簡単な納まりの中にも、基本方針の決定は必要になるので、まずはそこをきちんと押さえておくことをお勧めします。

床塩ビシートの範囲が多いと言うことは、間違った下地位置にした場合に、それを修正する手間が大きくなります。

仕事の効率化という観点からすれば、最初の決定を失敗した結果、後で全部修正が必要になる状況は避けたいところ。

ということで、今回は床塩ビシートの基本的な納まりで気をつける部分を色々と挙げていきたいと思います。


■基本ルールでは

床塩ビシートは、先程も説明しましたが、下地のコンクリートに直接貼り付けていく納まりになります。

これはシンプルで良いんですけど、気をつけておきたい点が、コンクリートの天端レベルをどうするか、という部分。

床のレベルというのは、基本的に各フロアで設定されている「FL」になることがほとんどです。

最終的な仕上でそうなるようにFLを設定する訳ですから、まあこれは当たり前の話ですが。

と言うことは、2mm~3mmの厚さを持つ床塩ビシートの場合、下地のコンクリートスラブをどのレベルに設定するか。

これが問題になる訳です。

床塩ビシートを貼った状態で仕上天端がFL±0になる場合には、下地のコンクリート天端はFL-2などになります。

図面の計算上は、という条件が付きますが、こんなイメージです。

 

FL=仕上げ面の場合

 

床仕上材の天端でFL±0という考え方であれば、上図の考え方が正解になるしかありません。

 

■現実を考えると……

でも、これはあくまでも図面上の話であって、実際の工事でそれが出来るのかという話もあります。

コンクリートスラブを打設する際に、コンクリート天端をFL-2にする、というのは結構難しいんですよね。

もちろん可能ではありますけど、床仕上材の厚みは2mmのものだけではないので、それが問題なんです。

床仕上材ごとにコンクリートのレベルを決める場合、FL-2だけではなくFL-3とかFl-6.5などが出てきます。

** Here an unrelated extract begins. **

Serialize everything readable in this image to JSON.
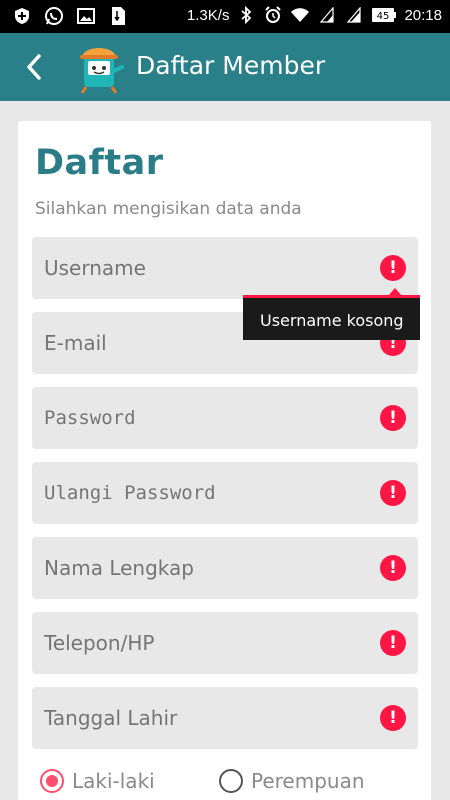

コンクリートスラブの施工をする際に、コンクリートに1mmの段差を付けるとか、4.5mmの段差を付けるとか。

それは図面では簡単に出来ますけど、実際にはそんなことは出来ません。

そうすると、とりあえずコンクリート天端をFL±0に設定しておき、床仕上材の厚みは考慮しない、という考え方も出来ます。

こんな具合に。

 

FL=con天の場合

 

まあこれは施工側の都合をメインに解釈したもので、厳密に言えばやっぱりFL-2が正解なんですけど。

実現できないことを図面に盛り込んでもあまり意味がないので、現実的な視点も必要になる場合がある、ということです。